Al centro del confronto, il legame sempre più stretto tra agricoltura e servizi, in un contesto come quello della Maremma dove il settore primario continua a rappresentare un pilastro economico e identitario. La sfida, emersa dagli interventi, è quella di coniugare competitività e sostenibilità, puntando su filiere corte, valorizzazione delle produzioni locali e integrazione con l’offerta turistica.

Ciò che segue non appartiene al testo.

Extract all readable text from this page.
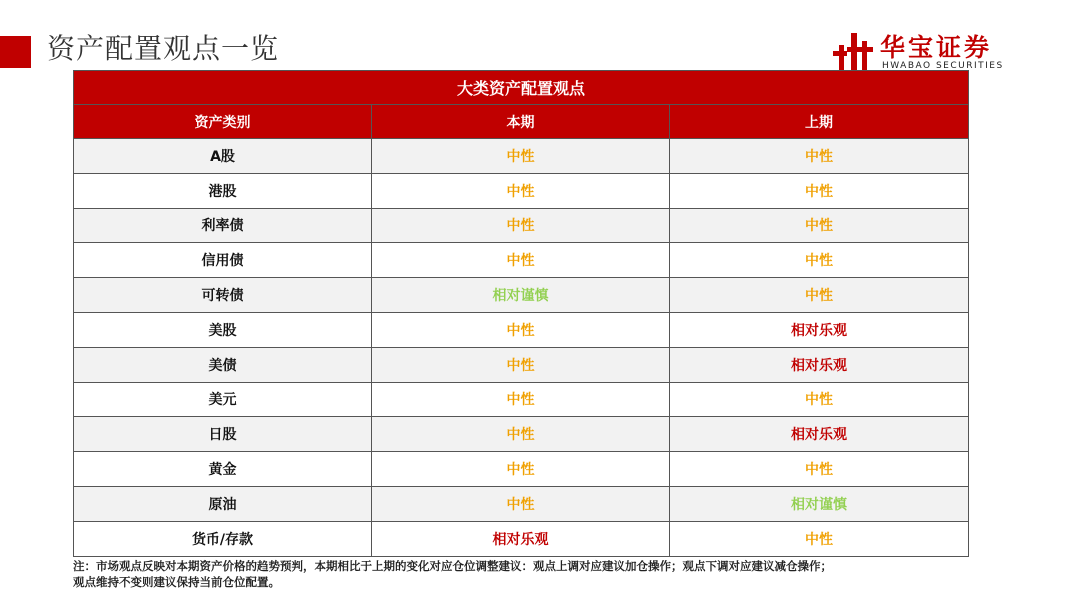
资产配置观点一览	华宝证券
HWABAO SECURITIES
大类资产配置观点		
资产类别	本期	上期
A股	中性	中性
港股	中性	中性
利率债	中性	中性
信用债	中性	中性
可转债	相对谨慎	中性
美股	中性	相对乐观
美债	中性	相对乐观
美元	中性	中性
日股	中性	相对乐观
黄金	中性	中性
原油	中性	相对谨慎
货币/存款	相对乐观	中性
注：市场观点反映对本期资产价格的趋势预判，本期相比于上期的变化对应仓位调整建议：观点上调对应建议加仓操作；观点下调对应建议减仓操作；
观点维持不变则建议保持当前仓位配置。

Un ruolo significativo in questo percorso è svolto dal Parco nazionale delle Colline metallifere, riconosciuto come Geoparco Unesco e impegnato nella promozione della Carta Europea del Turismo Sostenibile. Un’esperienza che dimostra come la tutela del paesaggio e delle risorse naturali possa andare di pari passo con lo sviluppo economico.
Nel corso dell’incontro è stato sottolineato come l’innovazione in agricoltura non sia solo tecnologica, ma riguardi anche i modelli di business: dall’agriturismo all’agricoltura sociale, fino alla vendita diretta e alle piattaforme digitali, strumenti che permettono alle aziende di aumentare il valore aggiunto e ridurre la dipendenza dalle fluttuazioni dei mercati.
La provincia di Grosseto, con la sua forte vocazione agricola, si conferma così un laboratorio di sperimentazione per nuove forme di ruralità, oggi inserite nel più ampio Distretto rurale della Toscana del Sud. Un contesto in cui tradizione e innovazione si intrecciano, dando vita a un modello di sviluppo che punta sulla qualità, sulla sostenibilità e sulla valorizzazione delle identità locali.
L’iniziativa, a partecipazione libera, si inserisce in un percorso più ampio promosso dal Polo Universitario Grossetano, sempre più attivo nella divulgazione scientifica e nell’approfondimento dei temi legati all’agricoltura e al territorio. Un segnale di attenzione verso un comparto che, oggi più che mai, è chiamato a interpretare i cambiamenti economici e ambientali in atto. il prossimo appuntamento è in programma mercoledì 13 maggio e si parlerà di ’Distretti rurali, distretti biologici e comunità del cibo: l’esperienza del distretto biologico della Maremma toscana’.